The phrase “web design” has many definitions, and indeed, what a web designer does is largely dependent on what the client or project requires. Web design can be to simply create visual designs and/or wireframes of the website and leave the coding of the website to front-end and back-end developers.
Often though web designers get involved with both the designing and (front-end) development of the website. Some web designers even regularly do user research and testing as part of their jobs, moving them extremely close to UX designers.
No matter what the project entails, there are some aspects of web design that can also be found in UX design.
Both disciplines involve a large amount of problem-solving. Web design solves the clients’ problem, while UX design solves the users’ problem. Both will involve a large amount of research into what the problem is, what causes the problem, and what solution may solve the problem.
In web design, the use of typography, colour, and layout shapes the emotions of the user. A sense of credibility could be established, for instance, by using darker colours and serif fonts; similarly, a sense of fun could be created using colourful imagery and playful typography. Web designers are familiar with emotional design; that is, creating designs that elicit emotions from users.

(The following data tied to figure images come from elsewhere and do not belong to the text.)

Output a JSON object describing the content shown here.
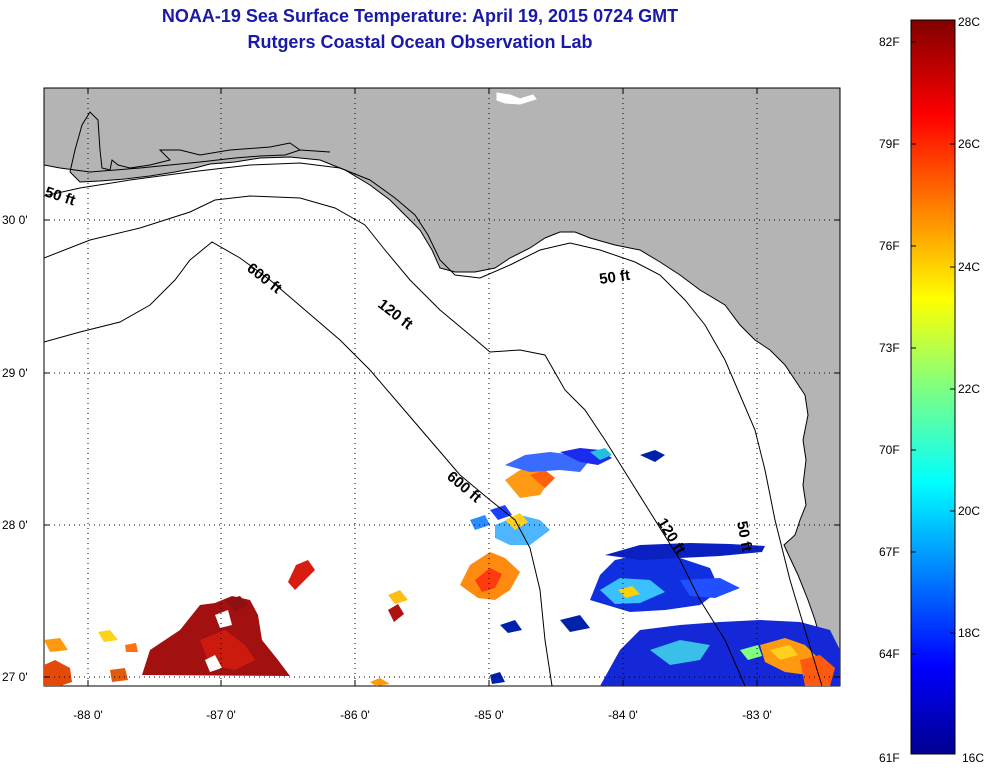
{
  "title_line1": "NOAA-19 Sea Surface Temperature:  April 19, 2015 0724 GMT",
  "title_line2": "Rutgers Coastal Ocean Observation Lab",
  "map": {
    "lon_labels": [
      "-88 0'",
      "-87 0'",
      "-86 0'",
      "-85 0'",
      "-84 0'",
      "-83 0'"
    ],
    "lat_labels": [
      "30 0'",
      "29 0'",
      "28 0'",
      "27 0'"
    ],
    "contour_labels": [
      "50 ft",
      "600 ft",
      "120 ft",
      "50 ft",
      "600 ft",
      "120 ft",
      "50 ft"
    ],
    "land_color": "#b4b4b4",
    "ocean_color": "#ffffff"
  },
  "colorbar": {
    "celsius_labels": [
      "28C",
      "26C",
      "24C",
      "22C",
      "20C",
      "18C",
      "16C"
    ],
    "fahrenheit_labels": [
      "82F",
      "79F",
      "76F",
      "73F",
      "70F",
      "67F",
      "64F",
      "61F"
    ],
    "colormap": [
      "#800000",
      "#ff0000",
      "#ff8000",
      "#ffff00",
      "#80ff80",
      "#00ffff",
      "#0080ff",
      "#0000ff",
      "#00008f"
    ]
  }
}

UX designers are also concerned with emotional design, but on a larger scale—they are concerned with eliciting emotions from users throughout their entire experience of using a product.
To do that, UX designers work with not only typography and colour but also psychology, motion design, content curation and information architecture. Web designers making the change would innately understand what emotional design in UX entails; they simply need to pick up new knowledge in other areas to augment their ability to do so on a bigger picture.

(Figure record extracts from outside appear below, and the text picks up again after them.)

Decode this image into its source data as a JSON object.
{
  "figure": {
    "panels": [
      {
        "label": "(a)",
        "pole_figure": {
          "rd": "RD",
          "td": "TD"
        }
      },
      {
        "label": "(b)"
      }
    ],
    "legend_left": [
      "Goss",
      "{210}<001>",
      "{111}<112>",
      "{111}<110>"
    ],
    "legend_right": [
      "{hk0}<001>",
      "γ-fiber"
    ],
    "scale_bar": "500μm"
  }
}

In web design, a large part of the focus is put on ensuring that the correct technologies are used to ensure the final product works. A web designer will spend a lot of time catching up with the fast-paced developments of HTML, CSS and basically any other coding language out there. The web designer must ensure they are up to date with all developments or you risk part of the final website not working on a certain browser.
From a UX designers point of view, they are not concerned with the technologies at play and ensuring that they work. The only concern for a UX designer is ensuring the final product works for the user. By focussing solely on the user a UX designer is able to pinpoint the problem and provide a sufficient solution.
So while a UX designer is carrying out hours of user research to solve their problem a web designer will be carrying out hours of technology research to avoid a problem before it occurs.
UX design can be applied to anything that involves a person using something, whether that is a website, a bottle of ketchup or a TV remote. The principle of UX design is universal and really can be applied to anything.
However, web design is strictly tied to online. It really is exactly what it says on the tin: website design.
So now you should be able to differentiate between UX design and web design. If they are designing a condiment bottle for an easy user experience they are a UX designer.